England set the pace. Put in after India won the toss and chose to field, they rode a 64 from Amy Jones and 57 from captain Nat Sciver-Brunt to 171 for 6 from their 20 overs. The pair did the heavy lifting through the middle, and India’s bowlers, for all their effort, never quite found the brake. Shreyanka Patil was the pick with 2 for 29, but 172 was always going to take some chasing.
The top order goes missing
The chase fell apart before it got going. Smriti Mandhana fell to Linsey Smith for 1, Shafali Verma made a quick 13 before Issy Wong bowled her, and India were 18 for 2 inside the third over. Yastika Bhatia and Harmanpreet Kaur followed without leaving a mark, and a contest that should have built around the senior batters instead landed on the shoulders of the players below them. For a team that has spent months talking up its batting depth, watching four of the top names depart cheaply on the eve of a World Cup is not the dress rehearsal anyone wanted.

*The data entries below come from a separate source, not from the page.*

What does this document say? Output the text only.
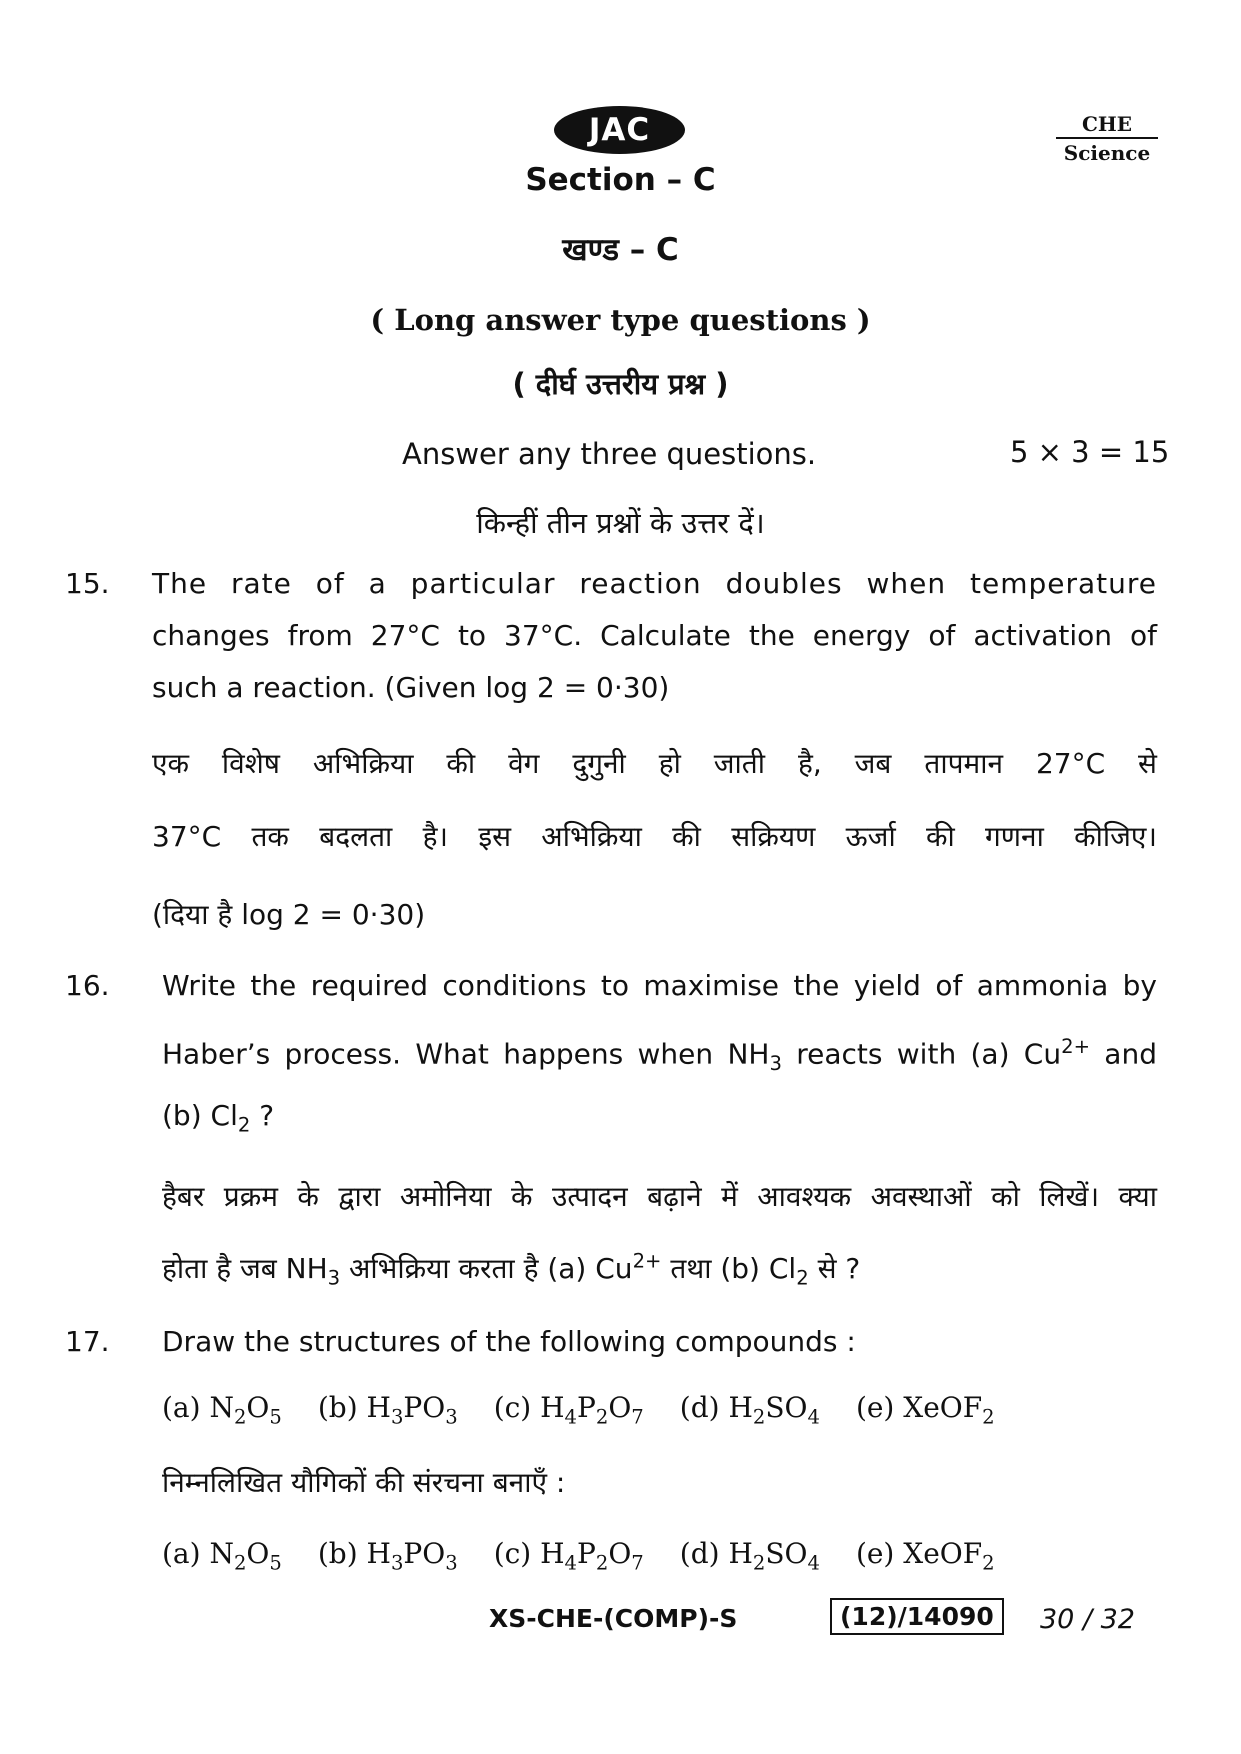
JAC	CHE
Science
Section – C
खण्ड – C
( Long answer type questions )
( दीर्घ उत्तरीय प्रश्न )
Answer any three questions.	5 × 3 = 15
किन्हीं तीन प्रश्नों के उत्तर दें।
15. The rate of a particular reaction doubles when temperature
changes from 27°C to 37°C. Calculate the energy of activation of
such a reaction. (Given log 2 = 0·30)
एक विशेष अभिक्रिया की वेग दुगुनी हो जाती है, जब तापमान 27°C से
37°C तक बदलता है। इस अभिक्रिया की सक्रियण ऊर्जा की गणना कीजिए।
(दिया है log 2 = 0·30)
16. Write the required conditions to maximise the yield of ammonia by
Haber’s process. What happens when $NH_3$ reacts with (a) $Cu^{2+}$ and
(b) $Cl_2$ ?
हैबर प्रक्रम के द्वारा अमोनिया के उत्पादन बढ़ाने में आवश्यक अवस्थाओं को लिखें। क्या
होता है जब $NH_3$ अभिक्रिया करता है (a) $Cu^{2+}$ तथा (b) $Cl_2$ से ?
17. Draw the structures of the following compounds :
(a) $N_2O_5$ (b) $H_3PO_3$ (c) $H_4P_2O_7$ (d) $H_2SO_4$ (e) XeOF$_2$
निम्नलिखित यौगिकों की संरचना बनाएँ :
(a) $N_2O_5$ (b) $H_3PO_3$ (c) $H_4P_2O_7$ (d) $H_2SO_4$ (e) XeOF$_2$
XS-CHE-(COMP)-S	(12)/14090	30 / 32
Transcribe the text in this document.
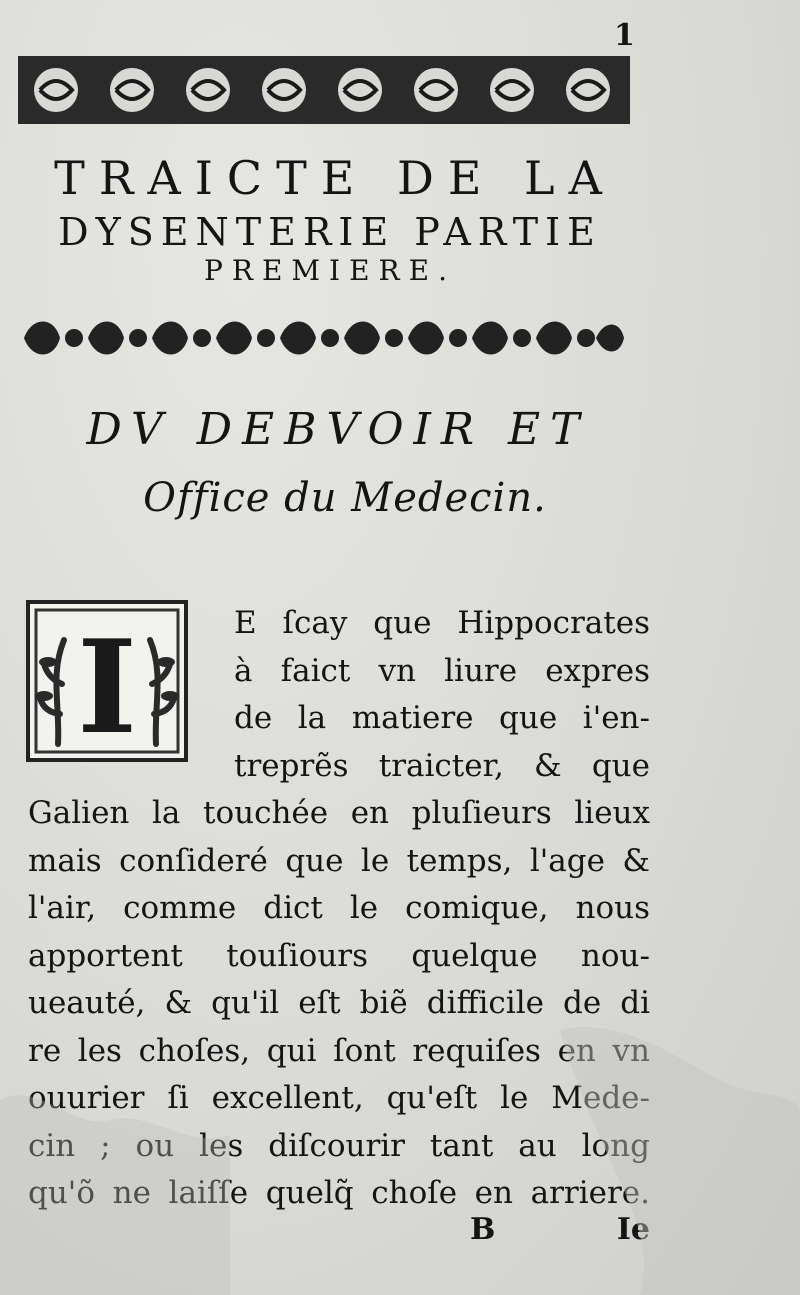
1
TRAICTE DE LA
DYSENTERIE PARTIE
PREMIERE.
DV DEBVOIR ET
Office du Medecin.
I	E ſcay que Hippocrates
à faict vn liure expres
de la matiere que i'en-
treprẽs traicter, & que
Galien la touchée en pluſieurs lieux
mais conſideré que le temps, l'age &
l'air, comme dict le comique, nous
apportent touſiours quelque nou-
ueauté, & qu'il eſt biẽ difficile de di
re les choſes, qui ſont requiſes en vn
ouurier ſi excellent, qu'eſt le Mede-
cin ; ou les diſcourir tant au long
qu'õ ne laiſſe quelq̃ choſe en arriere.
B	Ie
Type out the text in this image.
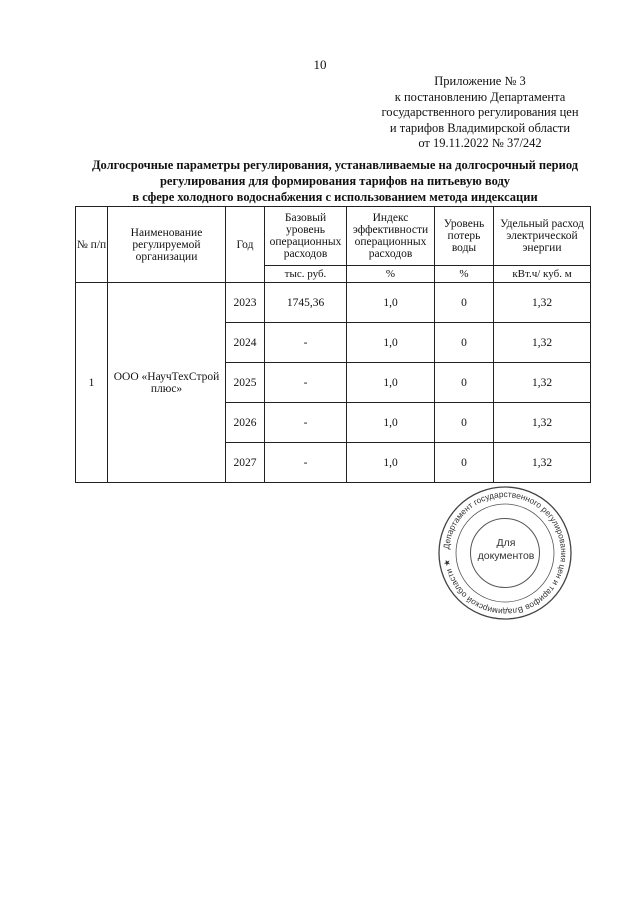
10
Приложение № 3
к постановлению Департамента
государственного регулирования цен
и тарифов Владимирской области
от 19.11.2022 № 37/242
Долгосрочные параметры регулирования, устанавливаемые на долгосрочный период
регулирования для формирования тарифов на питьевую воду
в сфере холодного водоснабжения с использованием метода индексации
№ п/п	Наименование регулируемой организации	Год	Базовый уровень операционных расходов	Индекс эффективности операционных расходов	Уровень потерь воды	Удельный расход электрической энергии
			тыс. руб.	%	%	кВт.ч/ куб. м
1	ООО «НаучТехСтрой плюс»	2023	1745,36	1,0	0	1,32
		2024	-	1,0	0	1,32
		2025	-	1,0	0	1,32
		2026	-	1,0	0	1,32
		2027	-	1,0	0	1,32
Департамент государственного регулирования цен и тарифов Владимирской области ★
Для
документов
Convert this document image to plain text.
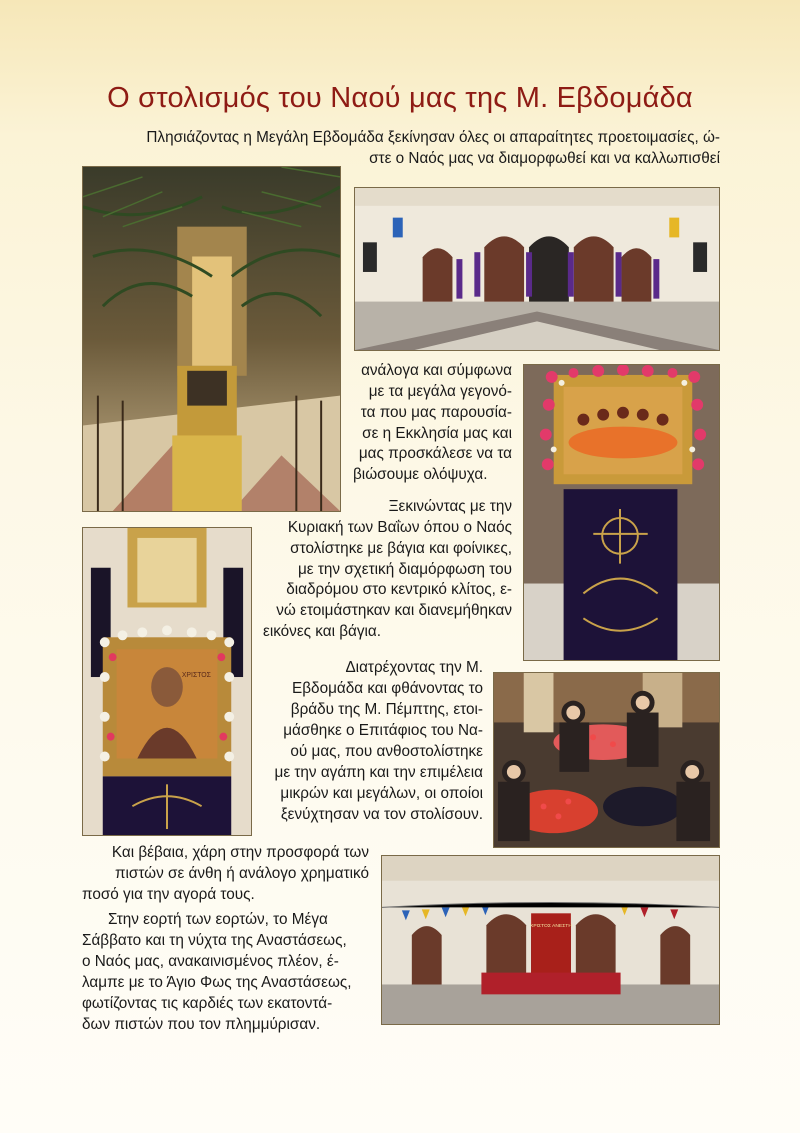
Ο στολισμός του Ναού μας της Μ. Εβδομάδα

Πλησιάζοντας η Μεγάλη Εβδομάδα ξεκίνησαν όλες οι απαραίτητες προετοιμασίες, ώ-

στε ο Ναός μας να διαμορφωθεί και να καλλωπισθεί

ανάλογα και σύμφωνα

με τα μεγάλα γεγονό-

τα που μας παρουσία-

σε η Εκκλησία μας και

μας προσκάλεσε να τα

βιώσουμε ολόψυχα.

Ξεκινώντας με την

Κυριακή των Βαΐων όπου ο Ναός

στολίστηκε με βάγια και φοίνικες,

με την σχετική διαμόρφωση του

διαδρόμου στο κεντρικό κλίτος, ε-

νώ ετοιμάστηκαν και διανεμήθηκαν

εικόνες και βάγια.

ΧΡΙΣΤΟΣ	Διατρέχοντας την Μ.

Εβδομάδα και φθάνοντας το

βράδυ της Μ. Πέμπτης, ετοι-

μάσθηκε ο Επιτάφιος του Να-

ού μας, που ανθοστολίστηκε

με την αγάπη και την επιμέλεια

μικρών και μεγάλων, οι οποίοι

ξενύχτησαν να τον στολίσουν.

Και βέβαια, χάρη στην προσφορά των

πιστών σε άνθη ή ανάλογο χρηματικό

ποσό για την αγορά τους.

Στην εορτή των εορτών, το Μέγα

Σάββατο και τη νύχτα της Αναστάσεως,

ο Ναός μας, ανακαινισμένος πλέον, έ-

λαμπε με το Άγιο Φως της Αναστάσεως,

φωτίζοντας τις καρδιές των εκατοντά-

δων πιστών που τον πλημμύρισαν.

ΧΡΙΣΤΟΣ ΑΝΕΣΤΗ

Richa Ghosh nearly steals it
What followed was the reason India will not panic. Ghosh walked in with the game drifting and turned it into a scrap, hitting nine fours and two sixes in a 36-ball 68 that dragged the required rate back within reach. The young wicketkeeper went after Linsey Smith and the seamers alike, and for a stretch it looked like she might pull off the heist on her own. England only breathed easy when she advanced once too often, beaten by Smith’s flight and stumped by stand-in keeper Alice Capsey. Smith finished with 3 for 42, and India were bowled out for 166 with a ball to spare.
Warm-ups do not go in the record books, and a five-run defeat off the back of a top-order stumble is the kind of result a side would rather get out of the way now than in their opener. The finishing power is clearly there. Ghosh’s hitting, and the depth that let India get to within touching distance after 18 for 2, will reassure Harmanpreet. The question is whether the players at the top can give her innings like that a platform rather than a rescue act. They have one match to settle it before Pakistan.